Powerful air raid-styled tsunami sirens are back in contention after the recent successful test along Tauranga's coastal suburbs by the Papamoa Progressive Association.
A report on the October 19 test, in which two modern versions of the traditional World War II siren blared over Papamoa and Mount Maunganui, was delivered to the council this week by association chairman Steve Morris.
Mr Morris said there was wide community support for the air raid-styled sirens and significant concern at the cost of the 60 Meerkat sirens when there were more cost-effective alternatives.
"Nobody lost their hearing during the test, despite being told by both a councillor and staff member that this was likely due to the decibel level of the sirens."
Mr Morris said the the council was considering spending over $800,000 on electronic sirens but the supplier of the air raid-styled sirens could cover the city with eight sirens for under $200,000.
"Residents would prefer sirens to be too loud than too quiet."
The Papamoa and Mount progressive associations want the council to restart the tender process and to allow companies to test their product in Tauranga so the community had confidence in whatever system was chosen.
Councillor Wayne Moultrie asked whether Mr Morris had any idea of the consequences if the procurement process with Meerkat were cancelled.
Mr Morris said the council should not waste money doing something the community did not want.

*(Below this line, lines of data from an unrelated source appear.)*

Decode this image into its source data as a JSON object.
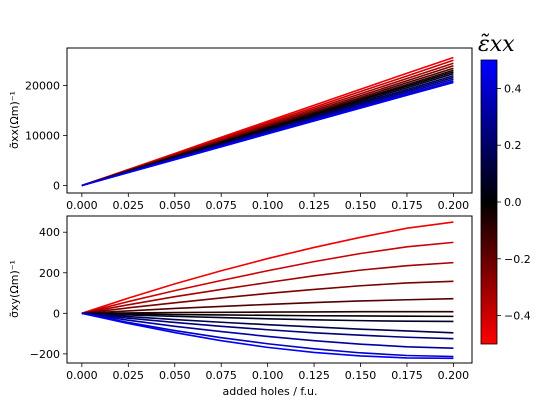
{
  "chart_data": [
    {
      "type": "line",
      "panel": "top",
      "title": "",
      "xlabel": "",
      "ylabel": "σ̃xx(Ωm)⁻¹",
      "xlim": [
        -0.008,
        0.21
      ],
      "ylim": [
        -1500,
        27500
      ],
      "xticks": [
        "0.000",
        "0.025",
        "0.050",
        "0.075",
        "0.100",
        "0.125",
        "0.150",
        "0.175",
        "0.200"
      ],
      "yticks": [
        "0",
        "10000",
        "20000"
      ],
      "x": [
        0.0,
        0.025,
        0.05,
        0.075,
        0.1,
        0.125,
        0.15,
        0.175,
        0.2
      ],
      "series": [
        {
          "strain": -0.47,
          "values": [
            0,
            3200,
            6400,
            9650,
            12850,
            16050,
            19250,
            22450,
            25600
          ]
        },
        {
          "strain": -0.4,
          "values": [
            0,
            3130,
            6250,
            9400,
            12550,
            15650,
            18800,
            21900,
            25050
          ]
        },
        {
          "strain": -0.32,
          "values": [
            0,
            3060,
            6100,
            9180,
            12250,
            15300,
            18350,
            21400,
            24450
          ]
        },
        {
          "strain": -0.24,
          "values": [
            0,
            3000,
            5980,
            8980,
            11980,
            14980,
            17950,
            20950,
            23950
          ]
        },
        {
          "strain": -0.16,
          "values": [
            0,
            2940,
            5870,
            8800,
            11750,
            14680,
            17600,
            20550,
            23450
          ]
        },
        {
          "strain": -0.08,
          "values": [
            0,
            2890,
            5770,
            8650,
            11550,
            14420,
            17300,
            20180,
            23050
          ]
        },
        {
          "strain": 0.0,
          "values": [
            0,
            2840,
            5680,
            8520,
            11350,
            14200,
            17050,
            19880,
            22700
          ]
        },
        {
          "strain": 0.08,
          "values": [
            0,
            2790,
            5580,
            8380,
            11170,
            13960,
            16750,
            19550,
            22350
          ]
        },
        {
          "strain": 0.16,
          "values": [
            0,
            2740,
            5490,
            8230,
            10980,
            13720,
            16460,
            19200,
            21950
          ]
        },
        {
          "strain": 0.24,
          "values": [
            0,
            2700,
            5400,
            8100,
            10800,
            13500,
            16200,
            18900,
            21600
          ]
        },
        {
          "strain": 0.32,
          "values": [
            0,
            2660,
            5320,
            7980,
            10650,
            13300,
            15950,
            18600,
            21250
          ]
        },
        {
          "strain": 0.4,
          "values": [
            0,
            2620,
            5240,
            7860,
            10480,
            13100,
            15700,
            18300,
            20900
          ]
        },
        {
          "strain": 0.48,
          "values": [
            0,
            2580,
            5160,
            7740,
            10330,
            12900,
            15480,
            18050,
            20600
          ]
        }
      ]
    },
    {
      "type": "line",
      "panel": "bottom",
      "title": "",
      "xlabel": "added holes / f.u.",
      "ylabel": "σ̃xy(Ωm)⁻¹",
      "xlim": [
        -0.008,
        0.21
      ],
      "ylim": [
        -245,
        480
      ],
      "xticks": [
        "0.000",
        "0.025",
        "0.050",
        "0.075",
        "0.100",
        "0.125",
        "0.150",
        "0.175",
        "0.200"
      ],
      "yticks": [
        "−200",
        "0",
        "200",
        "400"
      ],
      "x": [
        0.0,
        0.025,
        0.05,
        0.075,
        0.1,
        0.125,
        0.15,
        0.175,
        0.2
      ],
      "series": [
        {
          "strain": -0.47,
          "values": [
            0,
            75,
            145,
            210,
            270,
            325,
            375,
            420,
            450
          ]
        },
        {
          "strain": -0.4,
          "values": [
            0,
            58,
            112,
            162,
            210,
            255,
            295,
            328,
            350
          ]
        },
        {
          "strain": -0.32,
          "values": [
            0,
            42,
            82,
            118,
            152,
            185,
            213,
            235,
            250
          ]
        },
        {
          "strain": -0.24,
          "values": [
            0,
            27,
            52,
            76,
            98,
            118,
            136,
            150,
            158
          ]
        },
        {
          "strain": -0.16,
          "values": [
            0,
            12,
            24,
            34,
            44,
            53,
            61,
            67,
            72
          ]
        },
        {
          "strain": -0.08,
          "values": [
            0,
            2,
            4,
            5,
            6,
            7,
            8,
            8,
            8
          ]
        },
        {
          "strain": 0.0,
          "values": [
            0,
            -3,
            -6,
            -8,
            -10,
            -12,
            -13,
            -14,
            -15
          ]
        },
        {
          "strain": 0.08,
          "values": [
            0,
            -8,
            -15,
            -21,
            -27,
            -32,
            -36,
            -39,
            -40
          ]
        },
        {
          "strain": 0.16,
          "values": [
            0,
            -16,
            -31,
            -44,
            -56,
            -67,
            -78,
            -87,
            -96
          ]
        },
        {
          "strain": 0.24,
          "values": [
            0,
            -24,
            -45,
            -64,
            -81,
            -96,
            -108,
            -118,
            -125
          ]
        },
        {
          "strain": 0.32,
          "values": [
            0,
            -34,
            -64,
            -90,
            -114,
            -135,
            -152,
            -165,
            -172
          ]
        },
        {
          "strain": 0.4,
          "values": [
            0,
            -45,
            -85,
            -120,
            -150,
            -175,
            -195,
            -208,
            -213
          ]
        },
        {
          "strain": 0.48,
          "values": [
            0,
            -50,
            -95,
            -135,
            -168,
            -193,
            -210,
            -220,
            -222
          ]
        }
      ]
    }
  ],
  "colorbar": {
    "title": "ε̃xx",
    "range": [
      -0.5,
      0.5
    ],
    "ticks": [
      "0.4",
      "0.2",
      "0.0",
      "−0.2",
      "−0.4"
    ],
    "tick_values": [
      0.4,
      0.2,
      0.0,
      -0.2,
      -0.4
    ],
    "colors": {
      "low": "#ff0000",
      "mid": "#000000",
      "high": "#0000ff"
    }
  }
}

Quizzed by Mayor Stuart Crosby over how some residents had confused the test with the Papamoa Fire Brigade siren, Mr Morris said the brigade siren went up and down three times and stopped but evacuation warning sirens would go for 10 minutes.
"It worries me that we wake up all of Papamoa to alert six volunteer fire fighters."
Pressure came on from some councillors for the council to change direction away from the preferred tenderer, Meerkat.
City services manager Ian McDonald said the council had approved stage one of the tender process which was the consenting process and working up a design with final costings.
Councillor Larry Baldock asked if the report that came back once the stage one process was done would enable the council to look at a change of direction and the risks.
Mr McDonald said the report would allow the council to have a "robust discussion".
He said the commitment to Meerkat was only for stage one.
Asked by Councillor Murray Guy if there was any legal commitment beyond the first stage, Mr McDonald said he would have to come back with a written report.
Councillor David Stewart wanted a paper that addressed the claims that were being made by the association.
Mr McDonald said the report needed to give a complete picture rather than half a picture or else the council would end up procrastinating.
Councillor Bill Grainger asked whether they would run a test again, whatever siren was chosen. Mr Crosby said that would form part of a comprehensive report that would come back sooner rather than later.